À la veille de la vente aux enchères des vins de Hospices de Beaune, ce dimanche 17 novembre, Pierre-Henry Gagey, président de la maison de négoce Louis Jadot à Beaune (Côte-d’Or), évoque le contexte de la taxe douanière de 25% sur l'entrée des exportations aux Etats-Unis, que la profession toute entière juge dramatique. Il en dresse les conséquences et formule une demande de compensation au nom des nombreuses entreprises viticoles qui investissent depuis très longtemps sur le marché américain. L’entreprise Louis Jadot réalise 78 millions d’€ de chiffre d’affaires, emploie un effectif de 150 personnes et revendique la première place des exportateurs bourguignons outre-Atlantique.
• Pourquoi les Américains appliquent-ils une taxe douanière de 25% sur les vins français ?
Depuis 15 ans, les Etats-Unis et l’Union Européenne se chamaillent sur des subventions qui seraient données à Boeing et Airbus. Les Etats-Unis ont lancé une plainte officielle contre l’Union Européenne concernant Airbus.

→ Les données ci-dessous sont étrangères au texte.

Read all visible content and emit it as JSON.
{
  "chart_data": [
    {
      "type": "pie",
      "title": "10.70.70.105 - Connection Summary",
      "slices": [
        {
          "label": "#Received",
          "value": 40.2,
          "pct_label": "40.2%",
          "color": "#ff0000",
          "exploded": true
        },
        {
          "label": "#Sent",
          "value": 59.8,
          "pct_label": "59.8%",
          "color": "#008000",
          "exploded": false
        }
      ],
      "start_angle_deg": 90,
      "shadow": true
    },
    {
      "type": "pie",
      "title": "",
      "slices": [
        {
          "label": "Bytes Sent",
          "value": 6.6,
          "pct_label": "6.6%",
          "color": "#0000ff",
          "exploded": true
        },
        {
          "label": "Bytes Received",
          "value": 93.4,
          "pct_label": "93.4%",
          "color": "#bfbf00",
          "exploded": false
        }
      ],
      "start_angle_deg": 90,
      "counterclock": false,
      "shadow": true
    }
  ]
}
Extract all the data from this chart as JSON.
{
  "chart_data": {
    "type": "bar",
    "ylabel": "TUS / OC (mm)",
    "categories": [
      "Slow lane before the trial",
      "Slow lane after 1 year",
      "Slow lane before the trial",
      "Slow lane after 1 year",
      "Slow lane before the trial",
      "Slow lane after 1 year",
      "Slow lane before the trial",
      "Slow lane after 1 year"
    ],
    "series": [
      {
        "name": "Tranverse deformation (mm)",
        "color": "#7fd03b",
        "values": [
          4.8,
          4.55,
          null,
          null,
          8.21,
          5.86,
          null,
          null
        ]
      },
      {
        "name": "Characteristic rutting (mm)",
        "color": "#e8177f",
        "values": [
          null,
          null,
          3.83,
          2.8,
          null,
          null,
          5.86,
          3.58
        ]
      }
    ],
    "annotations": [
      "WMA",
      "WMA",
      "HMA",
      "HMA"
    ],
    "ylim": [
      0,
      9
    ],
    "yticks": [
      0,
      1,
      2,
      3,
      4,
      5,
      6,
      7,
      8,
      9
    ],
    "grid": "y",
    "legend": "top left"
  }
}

De son côté, l’Europe réagit 6 mois plus tard et dépose une plainte tout aussi officielle contre les Etats-Unis concernant Boeing.
Les deux plaintes, malheureusement, n’ont pas été traitées ensemble par l’Organisation Mondiale du Commerce (OMC). Au début du mois d’octobre 2019, l’OMC donne raison aux Etats-Unis et leur autorise de taxer un certain nombre de produits européens.
Le gouvernement américain décide donc dans la foulée de taxer à hauteur de 25% ad valorem (*), parmi toute une série de produits européens, les vins français - à l’exclusion des champagnes et des cognacs – expédiés en bouteille, qui titrent moins de 14° d’alcool, et tout ceci à partir du 18 octobre dernier.
• N’êtes-vous pas trop alarmiste quand aux conséquences à venir ?
Je ne le pense pas, car des milliers de vignerons et petites entreprises françaises, qui ont tissé des liens très étroits avec les Etats-Unis depuis plus de 70 ans se trouvent touchées de façon arbitraire et pris en otage dans un combat qui n’est pas le leur. Nous sommes les dommages collatéraux d’un conflit aéronautique entre l’Europe et les Etats-Unis.

Pour les vins français, les exportations vers les Etats-Unis représentent d’environ un milliard d’€ (**) et donc un coût pour les entreprises françaises compris entre 200 et 250 millions. D’autant qu’il est bien sûr impossible de retranscrire sur le marché ces taxes très importantes, en particulier pour les vins dont le prix de vente au consommateur se situe entre 15 et 25 $ US, ce qui constitue le cœur de marché.
Pour de très nombreux viticulteurs, il s’agit d’une petite partie de leur activité, mais pour d'autres entreprises, le marché américain est vital en s’élevant entre 25 et 50% de leur chiffre d’affaires.
• Comment voulez-vous réagir ?
Nous considérons bien évidemment que nous n’avons pas à intervenir sur le fond du dossier. L’Europe et les Etats-Unis doivent négocier pour trouver une solution et il n’est pas de notre ressort de dire qui a tort ou qui a raison.
Il nous semble par contre évident que c’est le devoir du gouvernement français de défendre les entreprises qui sont touchées par ce problème. Le silence de l’administration française et de nos hommes politiques devient insupportable.
Nous demandons donc au gouvernement français d’intervenir au plus vite afin de mettre en place un fond de soutien permettant de compenser le montant de cette taxe qui est impossible pour les entreprises, de supporter seules. Le coût de cette opération sera compris entre 200 et 250 millions d’€ pour l’Etat.
(*) Le surcoût pour l'entrée des vins sur le marché américain deviendra au final de 30% avec la commission des importateurs.
(**) Les trois secteurs les plus touchés : Bordeaux exporte à hauteur de 300 millions aux USA, la Bourgogne, autour des 250 millions et les rosés pèsent environ 200 millions.
Ne pouvant répercuter une telle hausse, nombre des entreprises bourguignonnes, mais aussi bordelaises et des Côtes-du-Rhône, évoquent sous couvert d’anonymat la menace d’embouteiller directement aux Etats-Unis, car le vin expédié en vrac n’est pas touché.